I’m feeling the need for poetry lately. This week is the most poignant week of my year—mid-December, the dark season, with long nights and two anniversaries of loss. During this week, in different years, I lost my grandmother and my father. Each year as those anniversaries approach, I feel a growing quiet inside—it’s heart-centered, gentle, like a shadow half glimpsed. For years I didn’t understand what was at the root of my December mood, but now I do. And that’s when only poetry will do.
If you follow my blog, you’ve gathered that I love poetry. Writing a poem preserves moments, like a photographic image. It records feelings so you can return to them, again, and again. There’s joy for me in remembering the full breadth of what I’ve felt in life, both the bright and the miserable. There’s light in preserving those feelings with language.
Today is the anniversary of Mummu’s passing. That’s what we called my grandmother. As the fifth anniversary of her death approached, my mother called and asked me to write a poem of memoriam to publish in the local newspaper. I set to it at once, because she needed to meet a deadline. The writing was excruciating! I was allowed five lines to convey what Mummu had meant to me, to capture what she’d meant to our family—as if it were possible.
Writing that newspaper poem opened a floodgate. I had just turned thirty, was living on the East Coast, and worked at a college. Through a program for support staff, I was taking a poetry workshop, alongside traditional-aged students. Our professor was teaching us to write in traditional forms, and just then he assigned a sestina, an old French form: 39 lines, in six stanzas of six lines, with a seventh stanza of three lines. And the best part: you have to choose six words that will repeat in a prescribed and ever-changing pattern at the ends of lines—all six words appearing in the seventh stanza, two per line.
I lost a Saturday writing my sestina, pouring my heart onto paper, from morning to night. The poem was for Mummu, of course. By the end, I was lying on the floor, drafts and notes spread around me—I’d forgotten to eat, had put off bathroom breaks until it was dire. When my husband finally pried me up off the floor and dragged me out for a walk and dinner, I stumbled down the street in a daze. We met some friends, and I could hardly come back to the world enough to speak.
The poem I wrote that day closes this post, to remember Mummu. Not long after I’d written the sestina, it was published in Primavera, a Chicago literary journal. The editors changed it, breaking the form. I agreed to it because I wanted to have the poem in print, but I have never changed it. I never will.
Poems start out as one thing—in this case, as a love poem to my grandmother—and end somewhere else. By the final draft, my sestina was about both my grandmother and my marriage. The two were linked in my mind—would Mummu, who’d lived such a different life, understand mine? If you’ve read my novel, A Notion of Pelicans, I don’t have to tell you that one of my obsessions as a writer is the changing nature of intimate love.
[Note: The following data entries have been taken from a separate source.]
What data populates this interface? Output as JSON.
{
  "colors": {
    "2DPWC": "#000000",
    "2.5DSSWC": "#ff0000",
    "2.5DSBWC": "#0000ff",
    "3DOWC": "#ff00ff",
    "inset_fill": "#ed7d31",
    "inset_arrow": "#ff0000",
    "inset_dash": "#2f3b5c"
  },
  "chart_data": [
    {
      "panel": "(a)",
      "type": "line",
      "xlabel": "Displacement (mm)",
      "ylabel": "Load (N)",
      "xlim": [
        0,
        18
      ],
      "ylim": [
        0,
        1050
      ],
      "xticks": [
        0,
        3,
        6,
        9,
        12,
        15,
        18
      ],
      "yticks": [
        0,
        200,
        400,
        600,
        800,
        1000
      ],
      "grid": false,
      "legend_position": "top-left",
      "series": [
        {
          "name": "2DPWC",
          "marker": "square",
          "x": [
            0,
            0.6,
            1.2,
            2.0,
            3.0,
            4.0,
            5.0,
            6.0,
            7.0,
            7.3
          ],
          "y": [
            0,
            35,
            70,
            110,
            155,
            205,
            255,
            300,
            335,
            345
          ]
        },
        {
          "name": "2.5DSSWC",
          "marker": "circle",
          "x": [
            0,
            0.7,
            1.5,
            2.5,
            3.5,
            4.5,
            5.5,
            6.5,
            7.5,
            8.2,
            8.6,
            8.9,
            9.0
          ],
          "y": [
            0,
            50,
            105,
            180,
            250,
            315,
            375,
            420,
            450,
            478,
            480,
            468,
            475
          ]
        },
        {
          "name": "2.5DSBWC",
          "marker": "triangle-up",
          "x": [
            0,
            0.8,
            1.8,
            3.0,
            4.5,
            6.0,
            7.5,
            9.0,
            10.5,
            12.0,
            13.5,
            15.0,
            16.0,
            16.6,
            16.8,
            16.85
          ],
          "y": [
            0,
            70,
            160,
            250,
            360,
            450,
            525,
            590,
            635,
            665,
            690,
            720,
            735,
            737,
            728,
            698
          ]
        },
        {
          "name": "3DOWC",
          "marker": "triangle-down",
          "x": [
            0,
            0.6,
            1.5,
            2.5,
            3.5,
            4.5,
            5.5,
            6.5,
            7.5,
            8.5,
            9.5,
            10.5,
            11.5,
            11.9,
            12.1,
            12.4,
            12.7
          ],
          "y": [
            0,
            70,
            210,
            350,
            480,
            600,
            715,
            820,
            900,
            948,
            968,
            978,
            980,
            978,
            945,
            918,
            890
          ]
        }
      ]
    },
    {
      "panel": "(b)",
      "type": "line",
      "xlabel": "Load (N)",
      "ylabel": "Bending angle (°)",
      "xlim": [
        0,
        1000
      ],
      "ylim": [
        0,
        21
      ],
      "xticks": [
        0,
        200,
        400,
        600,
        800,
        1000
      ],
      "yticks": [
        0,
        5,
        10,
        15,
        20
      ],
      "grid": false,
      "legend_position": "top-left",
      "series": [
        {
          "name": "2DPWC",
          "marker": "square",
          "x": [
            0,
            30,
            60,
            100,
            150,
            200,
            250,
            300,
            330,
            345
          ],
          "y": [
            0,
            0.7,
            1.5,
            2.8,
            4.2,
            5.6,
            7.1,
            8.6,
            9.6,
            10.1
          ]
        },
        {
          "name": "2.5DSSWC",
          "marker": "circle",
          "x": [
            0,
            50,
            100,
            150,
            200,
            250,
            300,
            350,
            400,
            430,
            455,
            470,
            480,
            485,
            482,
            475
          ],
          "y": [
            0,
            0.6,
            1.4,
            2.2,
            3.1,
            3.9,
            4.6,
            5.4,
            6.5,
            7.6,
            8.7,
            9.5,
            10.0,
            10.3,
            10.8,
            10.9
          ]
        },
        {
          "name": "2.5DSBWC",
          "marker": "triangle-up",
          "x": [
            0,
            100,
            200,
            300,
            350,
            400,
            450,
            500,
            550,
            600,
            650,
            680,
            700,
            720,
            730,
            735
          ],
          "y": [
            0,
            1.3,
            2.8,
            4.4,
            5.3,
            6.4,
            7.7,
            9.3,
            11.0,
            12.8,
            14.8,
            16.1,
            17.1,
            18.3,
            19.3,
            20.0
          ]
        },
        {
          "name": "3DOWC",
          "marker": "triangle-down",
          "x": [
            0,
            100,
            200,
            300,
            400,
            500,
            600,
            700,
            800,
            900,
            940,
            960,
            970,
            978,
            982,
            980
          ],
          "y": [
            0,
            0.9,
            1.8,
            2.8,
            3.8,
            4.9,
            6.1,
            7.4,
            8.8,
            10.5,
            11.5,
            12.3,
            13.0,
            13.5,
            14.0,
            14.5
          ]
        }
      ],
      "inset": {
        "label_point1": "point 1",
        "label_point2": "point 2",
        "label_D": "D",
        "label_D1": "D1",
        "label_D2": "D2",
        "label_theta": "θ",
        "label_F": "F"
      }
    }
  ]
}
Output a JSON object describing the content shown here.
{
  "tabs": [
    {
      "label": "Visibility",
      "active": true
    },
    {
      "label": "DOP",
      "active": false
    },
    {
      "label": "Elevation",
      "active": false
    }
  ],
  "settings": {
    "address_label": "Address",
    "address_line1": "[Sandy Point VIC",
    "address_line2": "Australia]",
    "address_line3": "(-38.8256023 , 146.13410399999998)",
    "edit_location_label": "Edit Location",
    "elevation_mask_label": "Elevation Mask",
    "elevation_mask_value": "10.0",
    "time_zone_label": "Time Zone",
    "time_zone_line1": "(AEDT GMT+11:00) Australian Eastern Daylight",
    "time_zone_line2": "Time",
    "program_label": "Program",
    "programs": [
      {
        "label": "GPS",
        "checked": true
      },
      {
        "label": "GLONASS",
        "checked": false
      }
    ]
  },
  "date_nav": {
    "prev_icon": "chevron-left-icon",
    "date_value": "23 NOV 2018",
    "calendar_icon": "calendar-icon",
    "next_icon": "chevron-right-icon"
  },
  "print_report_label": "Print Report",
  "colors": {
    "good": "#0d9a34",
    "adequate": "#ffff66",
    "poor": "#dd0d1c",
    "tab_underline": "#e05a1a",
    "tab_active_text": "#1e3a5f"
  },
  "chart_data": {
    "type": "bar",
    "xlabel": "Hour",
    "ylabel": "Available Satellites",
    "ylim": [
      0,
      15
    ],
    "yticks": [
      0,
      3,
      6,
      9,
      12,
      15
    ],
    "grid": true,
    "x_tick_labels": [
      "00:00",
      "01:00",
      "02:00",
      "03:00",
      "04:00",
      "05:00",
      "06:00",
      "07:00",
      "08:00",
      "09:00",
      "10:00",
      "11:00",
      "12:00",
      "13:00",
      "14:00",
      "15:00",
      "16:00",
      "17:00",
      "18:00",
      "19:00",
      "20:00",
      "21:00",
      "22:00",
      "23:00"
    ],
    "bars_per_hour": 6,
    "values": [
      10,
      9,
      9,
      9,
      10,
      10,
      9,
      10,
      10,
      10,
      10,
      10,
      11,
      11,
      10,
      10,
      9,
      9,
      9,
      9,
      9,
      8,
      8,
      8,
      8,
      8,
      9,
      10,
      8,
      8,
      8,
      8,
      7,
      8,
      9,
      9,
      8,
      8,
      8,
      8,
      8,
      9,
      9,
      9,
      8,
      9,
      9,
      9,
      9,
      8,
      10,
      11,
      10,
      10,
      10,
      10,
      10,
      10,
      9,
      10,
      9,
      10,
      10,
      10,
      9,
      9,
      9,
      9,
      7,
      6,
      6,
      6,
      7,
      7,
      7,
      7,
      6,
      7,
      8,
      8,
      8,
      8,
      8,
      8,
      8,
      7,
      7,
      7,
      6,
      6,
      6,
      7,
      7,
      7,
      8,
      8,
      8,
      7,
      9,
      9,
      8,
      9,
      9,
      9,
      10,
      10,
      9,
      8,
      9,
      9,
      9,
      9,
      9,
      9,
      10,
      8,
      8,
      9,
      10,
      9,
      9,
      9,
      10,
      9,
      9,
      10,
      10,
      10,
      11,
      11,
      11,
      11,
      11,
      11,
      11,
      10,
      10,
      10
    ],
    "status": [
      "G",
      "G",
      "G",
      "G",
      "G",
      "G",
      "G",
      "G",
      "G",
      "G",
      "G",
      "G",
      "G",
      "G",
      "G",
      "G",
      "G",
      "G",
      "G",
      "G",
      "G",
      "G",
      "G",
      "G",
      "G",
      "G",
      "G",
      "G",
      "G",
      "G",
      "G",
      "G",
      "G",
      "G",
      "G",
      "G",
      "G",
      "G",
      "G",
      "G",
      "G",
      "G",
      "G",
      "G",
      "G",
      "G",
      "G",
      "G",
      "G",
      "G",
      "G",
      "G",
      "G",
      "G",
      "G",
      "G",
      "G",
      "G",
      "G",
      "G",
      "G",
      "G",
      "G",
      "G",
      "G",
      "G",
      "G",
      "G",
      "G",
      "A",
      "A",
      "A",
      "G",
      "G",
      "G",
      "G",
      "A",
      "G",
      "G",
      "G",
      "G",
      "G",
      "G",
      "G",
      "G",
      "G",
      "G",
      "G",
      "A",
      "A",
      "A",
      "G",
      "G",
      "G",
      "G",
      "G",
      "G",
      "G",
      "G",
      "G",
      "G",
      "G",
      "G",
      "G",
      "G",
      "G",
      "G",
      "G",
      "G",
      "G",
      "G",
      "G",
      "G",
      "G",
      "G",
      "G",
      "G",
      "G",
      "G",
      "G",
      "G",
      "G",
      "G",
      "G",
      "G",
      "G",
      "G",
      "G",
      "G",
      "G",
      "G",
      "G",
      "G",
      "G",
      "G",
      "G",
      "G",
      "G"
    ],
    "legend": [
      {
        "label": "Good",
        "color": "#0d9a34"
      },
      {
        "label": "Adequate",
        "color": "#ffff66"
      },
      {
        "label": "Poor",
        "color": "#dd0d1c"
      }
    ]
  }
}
Mummu’s sestina was written as my first husband and I were coming to see that there was an end approaching for us. The poem was the first time I wrote that truth down.
The end of a marriage is a complicated time, sad and confusing. Doors close, and doors open. The emotions of it are acute. I have never known more strongly that I was alive, breathing, hurting, growing alive, than I did during our sad last year. There’s a beauty that comes with loss—heart-centered, gentle, like a shadow half glimpsed. Poetry is a paean to that beauty, a sort of hymn.
Sometimes, only poetry will do:
* * *
Do You See, Mummu?
for my grandmother
When, in the kitchen, you pressed the smooth skin of your face
against me, I didn’t see that your bed
would be empty by Christmas. If I had, I’d have touched
you one more time. Mummu, why didn’t you tell me, if you knew,
as I think you did (that way you held my hand),
that you were hearing the last words of the song,
that I soon would be singing
without you? The day I wed, there was a girl in your face,
grown old with some knowing. She took the ring from her hand
and gave it to me to wear, not to bless my bed
or my wandering, but so I would always know
the feel of it. And though you are dust, its touch
lingers. I see you at the stove, the way you touched
the match to its black face and made the firebox sing
and my skin tingle. There is some knowledge
that fire brings, Mummu; so we turn our faces
into it—a god we can see. We seek it even in our beds
of brass and sadness, only to find firsthand
it never keeps us. But the hands
keep trying, Mummu, happy for the simple touch
of a peony against the skin. I remember you in the flower bed,
your hands digging and singing.
I remember the soil, that dark face
of the earth. It is a poem I know
by heart—one that, as a child, I didn’t know
you were writing into me. My hands, your hands.
My face, your face.
And though I never saw you touch
your Väinö, except to tousle his hair, lying here now singing
and running my hand along the cool brass of your bed,
I know the curtains breathless at the bedside
window used to breathe in over the two of you—and I know
that, sometimes, you too were songless.
So I turn and cup my hands
around the face of the man I love, thankful that touch
never ages, that love’s changing is not so hard to face
here, in the bed where you gave birth to my mother, where your hands
knew her first skin. Do you see he touches
me too, Mummu—that a songbird wakens into the evening’s face?